Studie: Wertschöpfung durch Erneuerbare Energien über 20 Milliarden Euro bis 2033
Der beschleunigte Ausbau erneuerbarer Energien bietet nicht nur klimapolitisch Chancen, sondern erweist sich zunehmend als Treiber regionaler Wertschöpfung. Das zeigt ein aktuelles Gutachten, das im Auftrag des Bundesministeriums für Wirtschaft und Energie (BMWE) erstellt und auf den Berliner Energietagen vorgestellt wurde. Die Studienautor:innen vom Institut für ökologische Wirtschaftsforschung (IÖW), dem Berlin-Institut für Bevölkerung und Entwicklung sowie von IW Consult untersuchten die Effekte in allen 400 Landkreisen und kreisfreien Städten Deutschlands.
Demnach betrug die installierte Windkraftleistung 2023 rund 60.000 Megawatt und soll sich bis 2033 auf 140.000 Megawatt mehr als verdoppeln. Auch bei der Photovoltaik wird ein massiver Ausbau erwartet. Die direkt erzeugte Wertschöpfung aus dem Betrieb dieser Anlagen belief sich 2023 bereits auf etwa 10 Milliarden Euro – und könnte sich laut Prognose bis 2033 auf über 21 Milliarden Euro erhöhen.

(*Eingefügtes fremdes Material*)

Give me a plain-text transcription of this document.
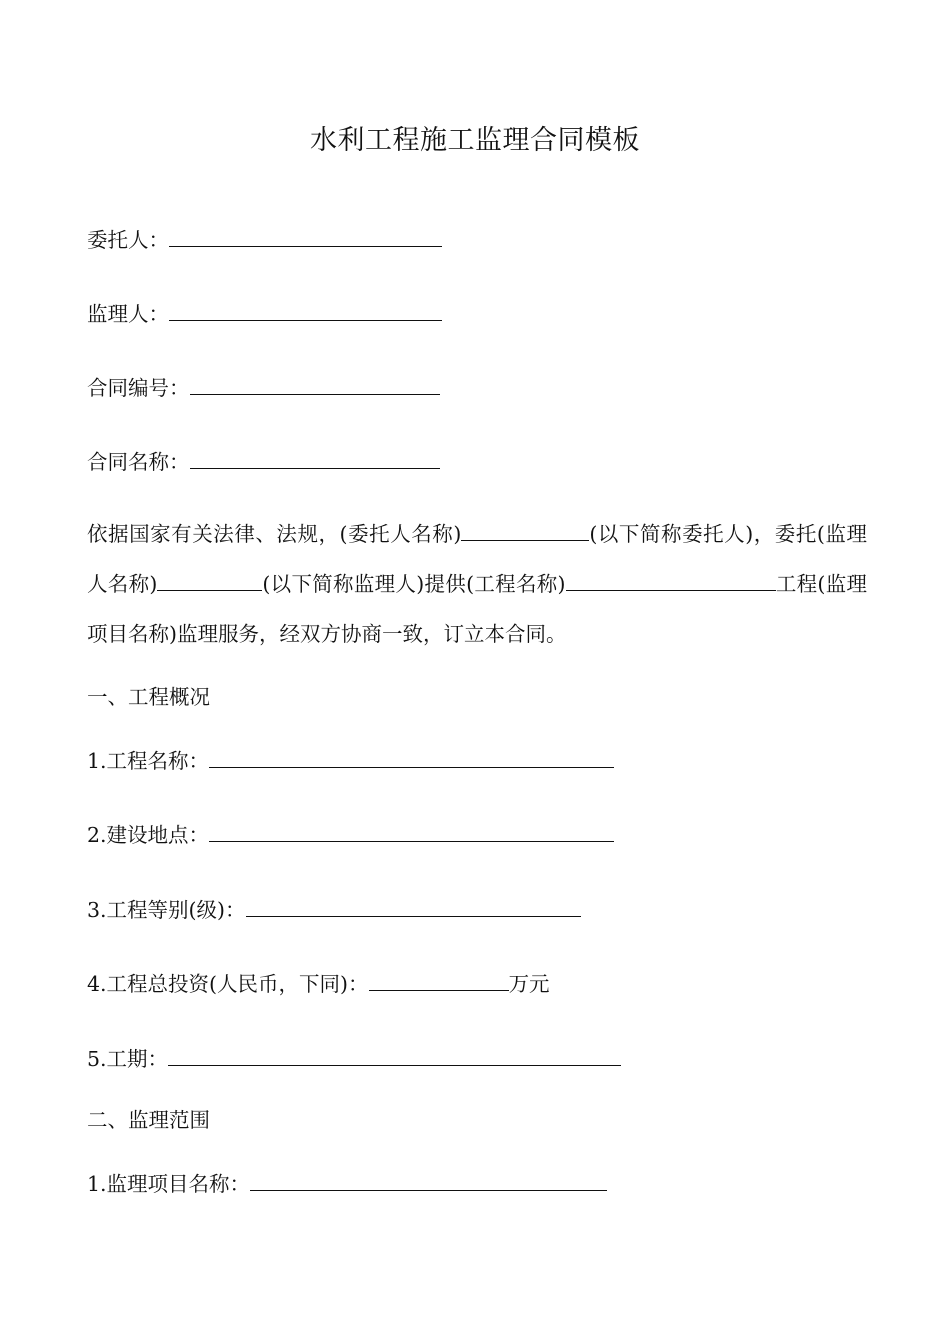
水利工程施工监理合同模板
委托人：
监理人：
合同编号：
合同名称：
依据国家有关法律、法规，(委托人名称)	(以下简称委托人)，委托(监理人名称)	(以下简称监理人)提供(工程名称)	工程(监理项目名称)监理服务，经双方协商一致，订立本合同。
一、工程概况
1.工程名称：
2.建设地点：
3.工程等别(级)：
4.工程总投资(人民币，下同)：	万元
5.工期：
二、监理范围
1.监理项目名称：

Rund 8,6 Milliarden Euro davon verbleiben in den jeweiligen Regionen.
Besonders profitieren strukturschwache, ländliche Räume und Kommunen mit großem Flächenangebot und hoher Anlagenanzahl. Der Großteil der Wertschöpfung entfällt auf Betreibergewinne, gefolgt von Beschäftigungseffekten. So entstanden allein 2023 etwa 50.000 Vollzeitarbeitsplätze im Zusammenhang mit Betrieb und Ausbau der Erneuerbaren. Für 2033 rechnen die Studienautor:innen mit mehr als 100.000 Stellen. Darüber hinaus zeigen sich sogenannte Spillover-Effekte: Das Bruttoinlandsprodukt liegt in Regionen mit starkem Ausbau erneuerbarer Energien bis zu 16 Prozent höher als in Vergleichsregionen.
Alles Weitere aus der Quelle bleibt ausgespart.